Dinner will be served.
General admission $25 | Students $15
Speakers:
Reverend Betty Adam, a native Houstonian, has served at Christ Church Cathedral since 1992, currently as Resident Canon Theologian and Spiritual Director of Brigid’s Place. Canon Adam is a graduate of the University of Texas in Austin. She holds an M.A. in English literature from the University of California at Berkeley and an M.A. and PhD in philosophy from Rice University. Formerly assistant professor in the philosophy department at the University of St. Thomas and lay chaplain at M.D. Anderson Cancer Center, she was ordained priest in 1991 after completing her Masters of Divinity at the Houston Graduate School of Theology. In 1995, she was a recipient of a Merrill Fellowship and attended the Harvard Divinity School in Cambridge, MA. Canon Adam is married to William Kendall Adam. They have two grown sons, Mark and Michael.
Dr. Marvin Delgado-Guay was born in Guatemala and completed his Medical School at Universidad Francisco Marroquin in Guatemala City. He went on to Internal Medicine training at Michael Reese Hospital, before going on to complete a fellowship in Geriatrics Medicine at Harvard. He finished clinical and research fellowships in Palliative care at The University of Texas M.D. Anderson Cancer Center, where he now serves as associate professor, coordinating Palliative Care services and participating in Geriatrics Services. His main interests involve education processes in palliative care, and he has published numerous research papers on the physical, psychosocial and spiritual ailments of advanced cancer patients.
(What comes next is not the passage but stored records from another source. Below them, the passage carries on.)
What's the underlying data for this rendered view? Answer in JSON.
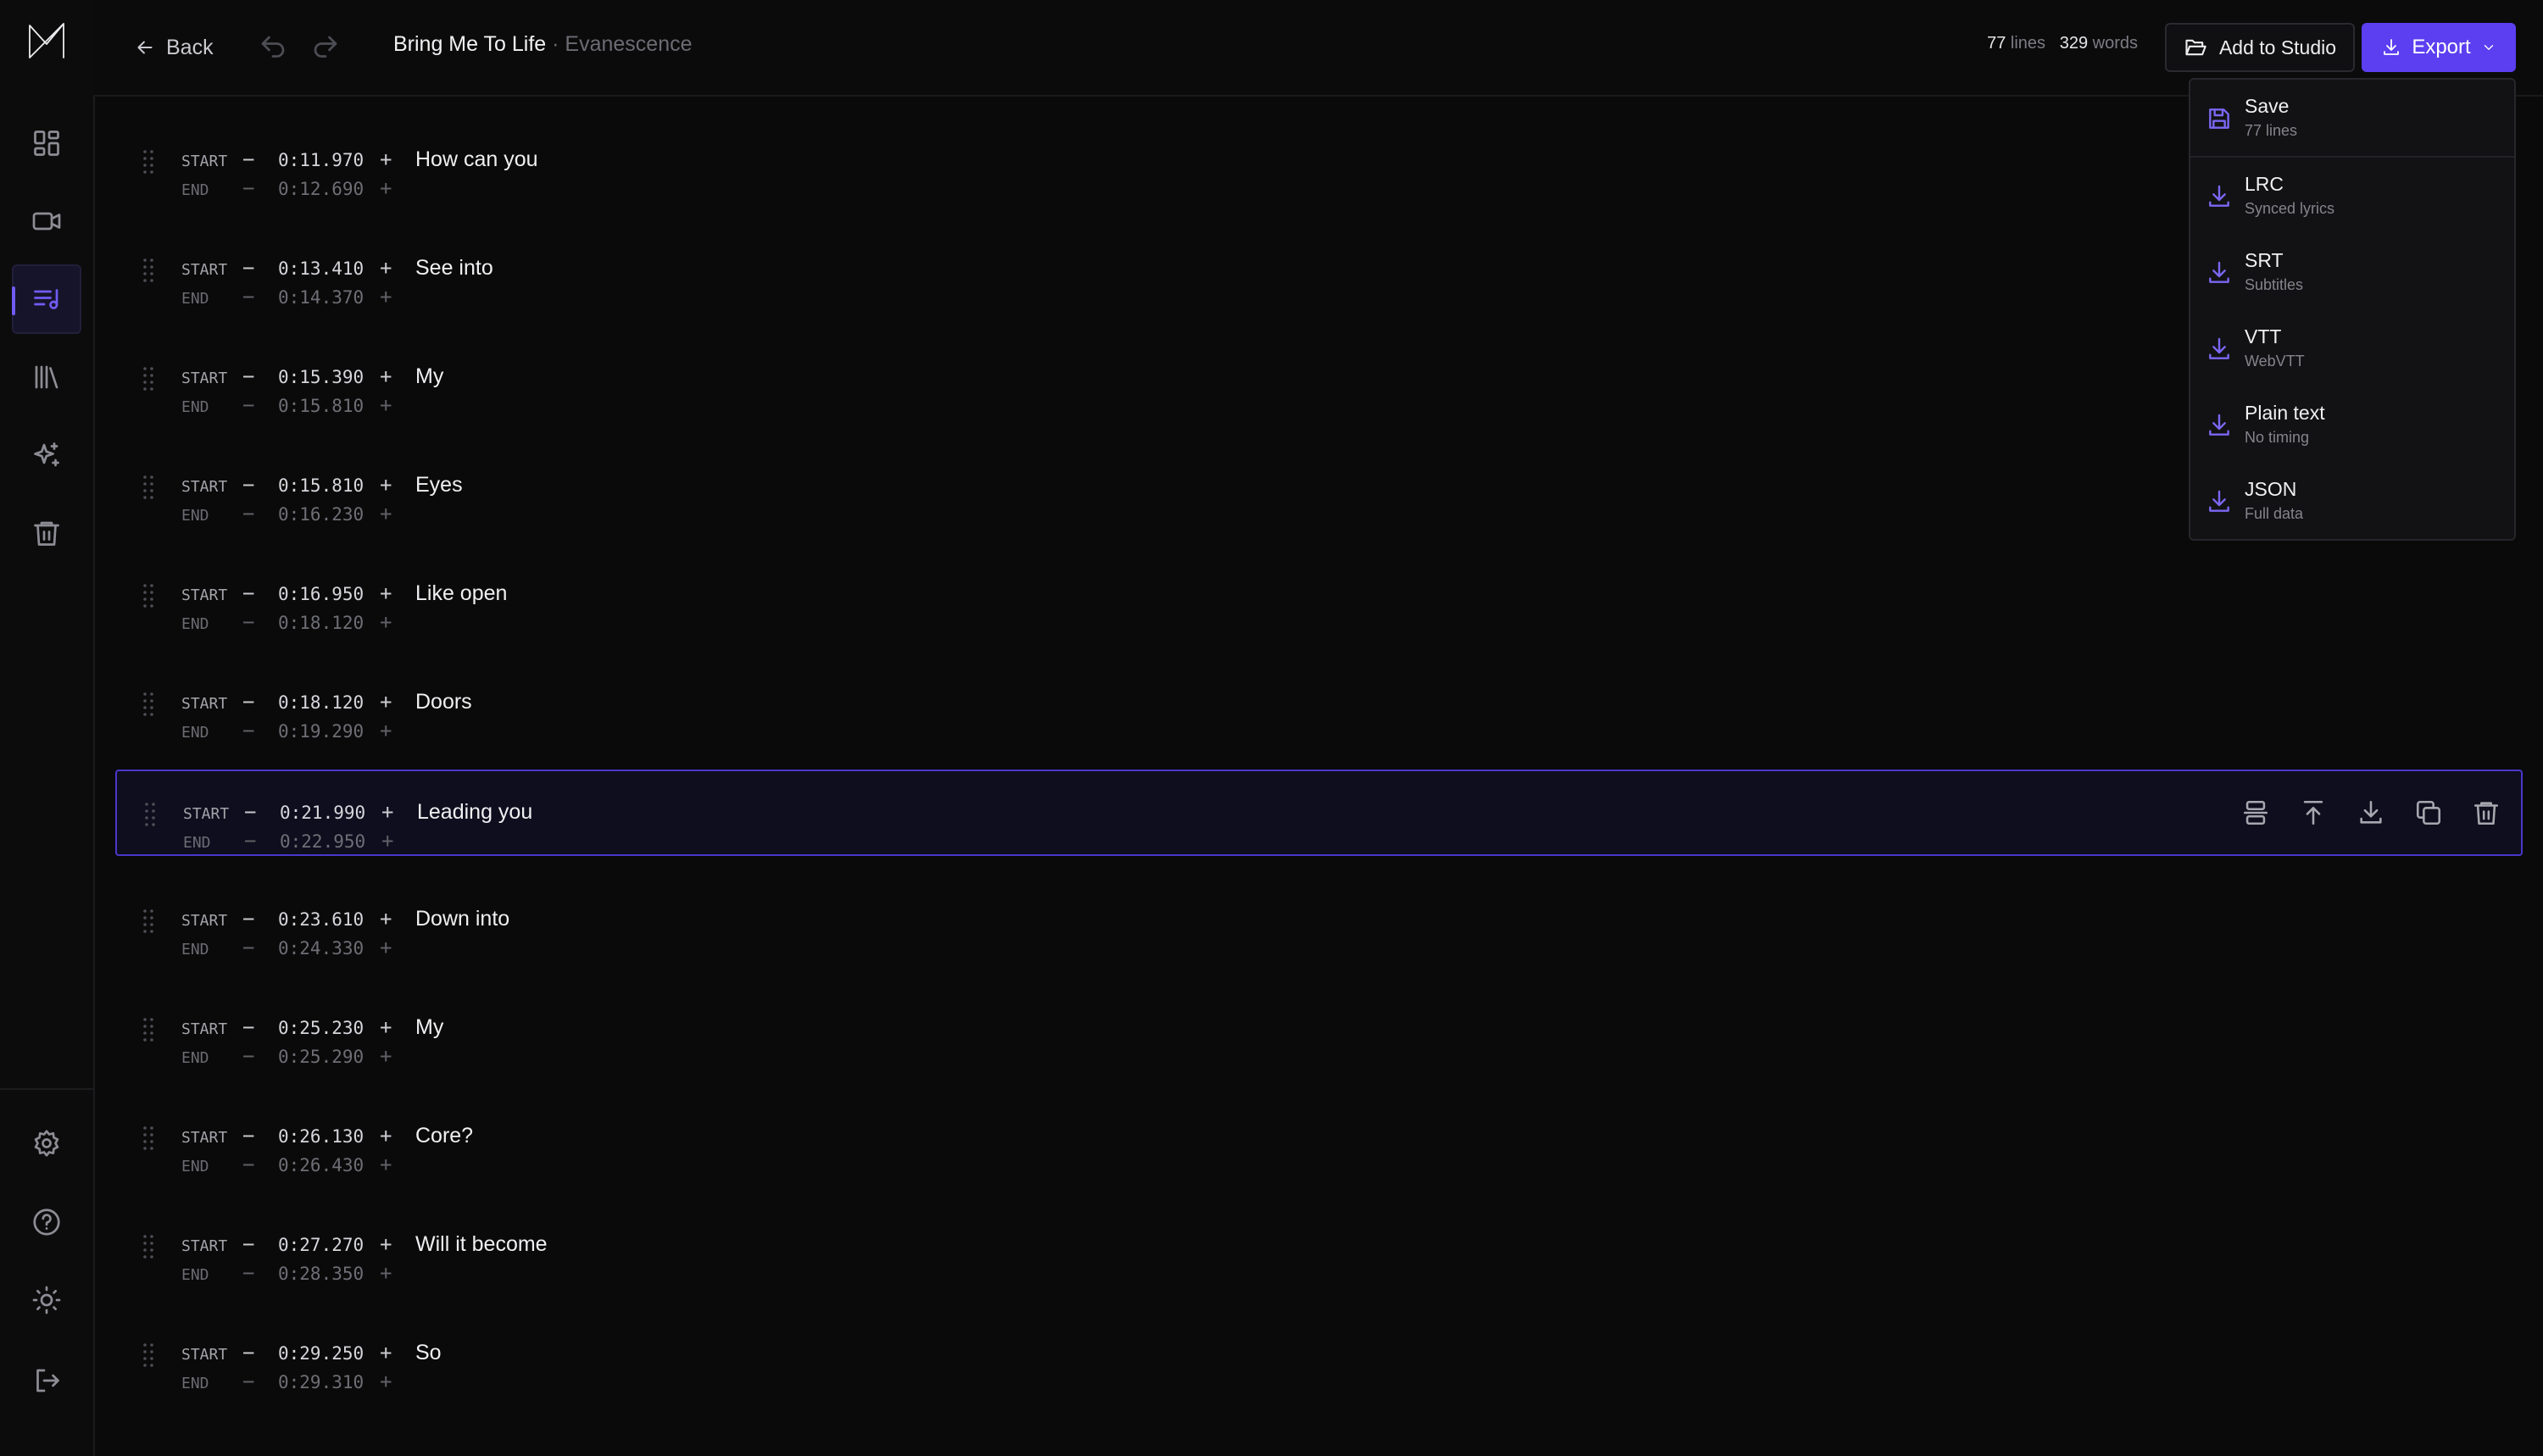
{
  "header": {
    "back_label": "Back",
    "song_title": "Bring Me To Life",
    "artist": " · Evanescence",
    "lines_count": "77",
    "lines_word": "lines",
    "words_count": "329",
    "words_word": "words",
    "add_to_studio_label": "Add to Studio",
    "export_label": "Export"
  },
  "sidebar": {
    "items": [
      "dashboard",
      "video",
      "lyrics-editor",
      "library",
      "ai-tools",
      "trash"
    ],
    "bottom_items": [
      "settings",
      "help",
      "theme",
      "logout"
    ]
  },
  "export_menu": {
    "items": [
      {
        "label": "Save",
        "sub": "77 lines",
        "icon": "save-icon"
      },
      {
        "label": "LRC",
        "sub": "Synced lyrics",
        "icon": "download-icon"
      },
      {
        "label": "SRT",
        "sub": "Subtitles",
        "icon": "download-icon"
      },
      {
        "label": "VTT",
        "sub": "WebVTT",
        "icon": "download-icon"
      },
      {
        "label": "Plain text",
        "sub": "No timing",
        "icon": "download-icon"
      },
      {
        "label": "JSON",
        "sub": "Full data",
        "icon": "download-icon"
      }
    ]
  },
  "labels": {
    "start": "START",
    "end": "END",
    "minus": "−",
    "plus": "+"
  },
  "lines": [
    {
      "start": "0:11.970",
      "end": "0:12.690",
      "text": "How can you"
    },
    {
      "start": "0:13.410",
      "end": "0:14.370",
      "text": "See into"
    },
    {
      "start": "0:15.390",
      "end": "0:15.810",
      "text": "My"
    },
    {
      "start": "0:15.810",
      "end": "0:16.230",
      "text": "Eyes"
    },
    {
      "start": "0:16.950",
      "end": "0:18.120",
      "text": "Like open"
    },
    {
      "start": "0:18.120",
      "end": "0:19.290",
      "text": "Doors"
    },
    {
      "start": "0:21.990",
      "end": "0:22.950",
      "text": "Leading you",
      "selected": true
    },
    {
      "start": "0:23.610",
      "end": "0:24.330",
      "text": "Down into"
    },
    {
      "start": "0:25.230",
      "end": "0:25.290",
      "text": "My"
    },
    {
      "start": "0:26.130",
      "end": "0:26.430",
      "text": "Core?"
    },
    {
      "start": "0:27.270",
      "end": "0:28.350",
      "text": "Will it become"
    },
    {
      "start": "0:29.250",
      "end": "0:29.310",
      "text": "So"
    }
  ],
  "colors": {
    "accent": "#5b3ff0",
    "background": "#0a0a0a",
    "selected_border": "#4a37c9"
  }
}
Rachel Conrad is a fourth-year medical student at Baylor College of Medicine who is currently applying to residency in psychiatry. Prior to medical school, she studied Health & Societies at University of Pennsylvania and worked as an Associate Consultant at Bain & Co. She completed a 500-hour yoga instructor training program through Sunstone Yoga and has sat three 10-day Vipassana meditation courses. Her writing has been published in The Intima: Journal of Narrative Medicine, and she contributes to numerous blogs.